The invention relates to a cover plate for an airbag module.
A cover plate for an airbag module, such as for a driver's airbag module, generally has a cover part, i.e. the cover plate, and a plurality of interconnected walls which are connected to the cover part. The walls are generally a front and a rear wall and two side walls which connect the front and rear wall to each other. The walls run rectilinearly or slightly curved in cross section.
Existing cover parts and walls, generally have generally the same wall thickness. Since they are manufactured as a single piece, i.e., by injection molding, at the transition points from the cover part to the walls the manufacturing process may cause sink marks to form on the visible surface of the cover part.
The sink marks can be avoided if the ratio of the wall thickness to the thickness of the cover part is 1:3 to at maximum 1:2. In existing airbag plates, thinned portions are provided on the walls at the transition points to the cover part in order to achieve the abovementioned wall thickness ratio. After the manufacturing, the thinned portions, which constitute undercuts, have to be demolded by a mechanism of slides or by forced demolding. Both types of demolding have disadvantages. Forced demolding may result in deformation of the component. Slides are costly and limit the possibility of designing the tearing seam of the cover plate.
The invention is therefore based on the object of avoiding sink marks on the visible surface of the cover part at the transition points to the walls, with the intention being to provide easy demolding of the airbag plate from the production tool.
In a cover plate for an airbag module, such as a driver's airbag module, the cover plate having a cover part and at least one wall which runs perpendicular to the cover part, the wall, as seen in its cross section, runs in different directions in an alternating manner at distances which are short in relation to the length of the wall. The wall runs in a circuitous manner. With such a cross-sectional profile of the wall, it is possible to design said wall to be substantially thinner than a wall of the prior art, with the same stiffness being obtained in comparison to the previous wall. The abovementioned ratio of the wall thickness to the thickness of the cover part can therefore be achieved without undercuts. Therefore, sink marks can be avoided on the surface of the cover part and, no complicated demolding tools are required. Furthermore, material and therefore also weight are saved. In comparison to the walls of the prior art, a greater freedom of design for the tearing seam of the cover plate is also obtained.
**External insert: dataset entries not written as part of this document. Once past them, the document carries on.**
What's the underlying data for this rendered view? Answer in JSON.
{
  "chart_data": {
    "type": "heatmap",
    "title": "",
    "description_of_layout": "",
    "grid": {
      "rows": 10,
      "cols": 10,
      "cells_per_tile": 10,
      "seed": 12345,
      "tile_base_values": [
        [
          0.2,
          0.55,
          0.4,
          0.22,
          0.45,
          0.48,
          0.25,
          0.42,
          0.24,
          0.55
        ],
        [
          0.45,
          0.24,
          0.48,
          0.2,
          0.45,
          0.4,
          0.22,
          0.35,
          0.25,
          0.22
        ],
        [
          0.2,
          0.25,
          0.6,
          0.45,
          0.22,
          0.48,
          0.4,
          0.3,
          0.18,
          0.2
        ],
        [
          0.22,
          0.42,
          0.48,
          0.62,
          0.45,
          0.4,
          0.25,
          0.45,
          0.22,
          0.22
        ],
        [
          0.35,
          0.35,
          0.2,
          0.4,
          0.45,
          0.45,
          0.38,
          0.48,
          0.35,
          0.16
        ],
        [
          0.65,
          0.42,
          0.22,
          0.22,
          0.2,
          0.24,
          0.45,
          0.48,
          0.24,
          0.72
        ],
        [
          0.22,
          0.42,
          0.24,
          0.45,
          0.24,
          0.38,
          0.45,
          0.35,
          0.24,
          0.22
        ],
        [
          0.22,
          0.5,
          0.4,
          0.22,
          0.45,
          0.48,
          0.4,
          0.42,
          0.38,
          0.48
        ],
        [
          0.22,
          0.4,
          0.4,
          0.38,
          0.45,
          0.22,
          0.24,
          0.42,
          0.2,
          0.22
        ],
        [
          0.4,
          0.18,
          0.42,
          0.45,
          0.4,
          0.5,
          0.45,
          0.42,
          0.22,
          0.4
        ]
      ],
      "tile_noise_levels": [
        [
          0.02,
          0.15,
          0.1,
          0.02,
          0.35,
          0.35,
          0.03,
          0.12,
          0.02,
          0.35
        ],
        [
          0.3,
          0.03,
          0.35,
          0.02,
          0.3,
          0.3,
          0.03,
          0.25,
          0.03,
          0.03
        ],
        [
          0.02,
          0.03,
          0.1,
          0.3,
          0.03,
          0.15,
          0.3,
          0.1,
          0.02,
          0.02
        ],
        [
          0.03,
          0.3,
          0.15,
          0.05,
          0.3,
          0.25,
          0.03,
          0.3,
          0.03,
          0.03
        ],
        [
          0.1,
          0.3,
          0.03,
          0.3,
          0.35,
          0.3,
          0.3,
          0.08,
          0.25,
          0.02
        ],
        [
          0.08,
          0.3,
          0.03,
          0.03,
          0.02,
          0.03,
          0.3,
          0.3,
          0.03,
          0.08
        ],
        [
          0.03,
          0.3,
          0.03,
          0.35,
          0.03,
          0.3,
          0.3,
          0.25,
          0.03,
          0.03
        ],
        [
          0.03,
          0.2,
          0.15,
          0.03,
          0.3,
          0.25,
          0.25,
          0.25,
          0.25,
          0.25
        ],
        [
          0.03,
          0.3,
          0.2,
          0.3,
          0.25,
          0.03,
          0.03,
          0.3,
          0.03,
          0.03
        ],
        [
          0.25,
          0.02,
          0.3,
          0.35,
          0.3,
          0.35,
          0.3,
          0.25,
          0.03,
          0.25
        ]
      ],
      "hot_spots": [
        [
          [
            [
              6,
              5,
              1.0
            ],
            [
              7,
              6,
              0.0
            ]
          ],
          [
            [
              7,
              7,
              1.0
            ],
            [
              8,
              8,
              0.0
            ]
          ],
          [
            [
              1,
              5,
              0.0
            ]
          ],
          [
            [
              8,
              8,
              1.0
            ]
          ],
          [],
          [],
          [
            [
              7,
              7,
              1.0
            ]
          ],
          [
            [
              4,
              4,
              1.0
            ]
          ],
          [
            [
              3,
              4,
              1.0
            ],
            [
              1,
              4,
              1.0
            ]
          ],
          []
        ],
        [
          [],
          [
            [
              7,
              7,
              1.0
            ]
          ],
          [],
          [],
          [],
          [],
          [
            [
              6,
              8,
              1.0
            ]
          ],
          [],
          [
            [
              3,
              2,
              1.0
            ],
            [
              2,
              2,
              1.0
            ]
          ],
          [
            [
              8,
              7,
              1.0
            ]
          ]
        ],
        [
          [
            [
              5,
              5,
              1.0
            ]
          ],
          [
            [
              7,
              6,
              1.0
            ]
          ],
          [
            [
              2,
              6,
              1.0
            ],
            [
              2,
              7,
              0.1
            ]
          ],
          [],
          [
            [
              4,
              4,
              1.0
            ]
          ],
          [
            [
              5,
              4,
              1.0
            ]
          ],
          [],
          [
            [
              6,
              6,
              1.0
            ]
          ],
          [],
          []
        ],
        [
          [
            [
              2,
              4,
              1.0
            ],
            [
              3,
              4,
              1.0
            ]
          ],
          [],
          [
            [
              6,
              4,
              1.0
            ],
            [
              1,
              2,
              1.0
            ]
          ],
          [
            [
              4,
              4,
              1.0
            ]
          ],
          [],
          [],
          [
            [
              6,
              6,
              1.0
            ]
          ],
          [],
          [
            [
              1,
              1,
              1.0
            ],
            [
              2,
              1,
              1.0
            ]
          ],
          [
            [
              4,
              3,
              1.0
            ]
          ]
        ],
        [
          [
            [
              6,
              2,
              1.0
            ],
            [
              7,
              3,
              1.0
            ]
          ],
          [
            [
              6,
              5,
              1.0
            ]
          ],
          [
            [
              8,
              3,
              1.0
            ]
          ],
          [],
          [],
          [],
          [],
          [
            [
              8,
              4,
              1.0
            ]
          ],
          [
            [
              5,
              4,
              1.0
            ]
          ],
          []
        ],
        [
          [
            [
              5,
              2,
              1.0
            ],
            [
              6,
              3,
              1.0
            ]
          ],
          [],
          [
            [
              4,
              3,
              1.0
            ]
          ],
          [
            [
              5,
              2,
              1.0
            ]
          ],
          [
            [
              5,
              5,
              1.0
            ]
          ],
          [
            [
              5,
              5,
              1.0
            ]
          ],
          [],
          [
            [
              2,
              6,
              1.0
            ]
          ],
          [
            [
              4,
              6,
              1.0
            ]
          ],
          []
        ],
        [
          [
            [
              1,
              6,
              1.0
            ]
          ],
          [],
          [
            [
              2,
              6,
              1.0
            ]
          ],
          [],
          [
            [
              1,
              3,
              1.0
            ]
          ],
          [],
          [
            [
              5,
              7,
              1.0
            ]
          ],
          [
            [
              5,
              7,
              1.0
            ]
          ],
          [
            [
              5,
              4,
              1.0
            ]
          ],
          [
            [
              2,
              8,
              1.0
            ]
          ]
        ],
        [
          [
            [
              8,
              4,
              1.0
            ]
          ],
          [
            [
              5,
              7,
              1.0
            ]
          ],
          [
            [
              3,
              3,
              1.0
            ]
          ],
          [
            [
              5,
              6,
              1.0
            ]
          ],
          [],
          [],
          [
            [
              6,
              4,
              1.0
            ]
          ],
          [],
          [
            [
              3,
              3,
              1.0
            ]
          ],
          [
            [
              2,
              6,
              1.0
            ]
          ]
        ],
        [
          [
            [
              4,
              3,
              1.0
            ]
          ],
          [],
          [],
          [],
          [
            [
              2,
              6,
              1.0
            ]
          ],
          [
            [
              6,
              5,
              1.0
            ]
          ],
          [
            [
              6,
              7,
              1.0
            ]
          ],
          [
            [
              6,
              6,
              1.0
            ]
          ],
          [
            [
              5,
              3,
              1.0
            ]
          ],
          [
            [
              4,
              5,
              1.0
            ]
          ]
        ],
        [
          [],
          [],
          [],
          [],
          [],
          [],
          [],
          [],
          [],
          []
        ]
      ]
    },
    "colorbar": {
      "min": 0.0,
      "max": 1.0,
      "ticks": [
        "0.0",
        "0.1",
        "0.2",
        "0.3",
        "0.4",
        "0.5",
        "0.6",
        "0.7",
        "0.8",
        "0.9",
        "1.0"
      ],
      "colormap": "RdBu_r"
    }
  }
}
Similar advantages as with a circuitous cross section of the wall can also be obtained if the cross section runs in a curved manner, for example sinusoidally.
Openings for latching a generator support to the cover plate are provided at wall sections which bear against those wall regions of the generator support which are provided with fastening elements. The cross section of the wall changes in direction at the edges of the openings.
The thickness of the wall is half to a third of the thickness of the cover part. In order, at this wall thickness, to achieve an increase in the strength of the wall or in order to further reduce the wall thickness, the wall may have reinforcing ribs. The ribs do not require any additional demolding tools. The reinforcing ribs run generally perpendicular from the cover part without being connected to the cover part.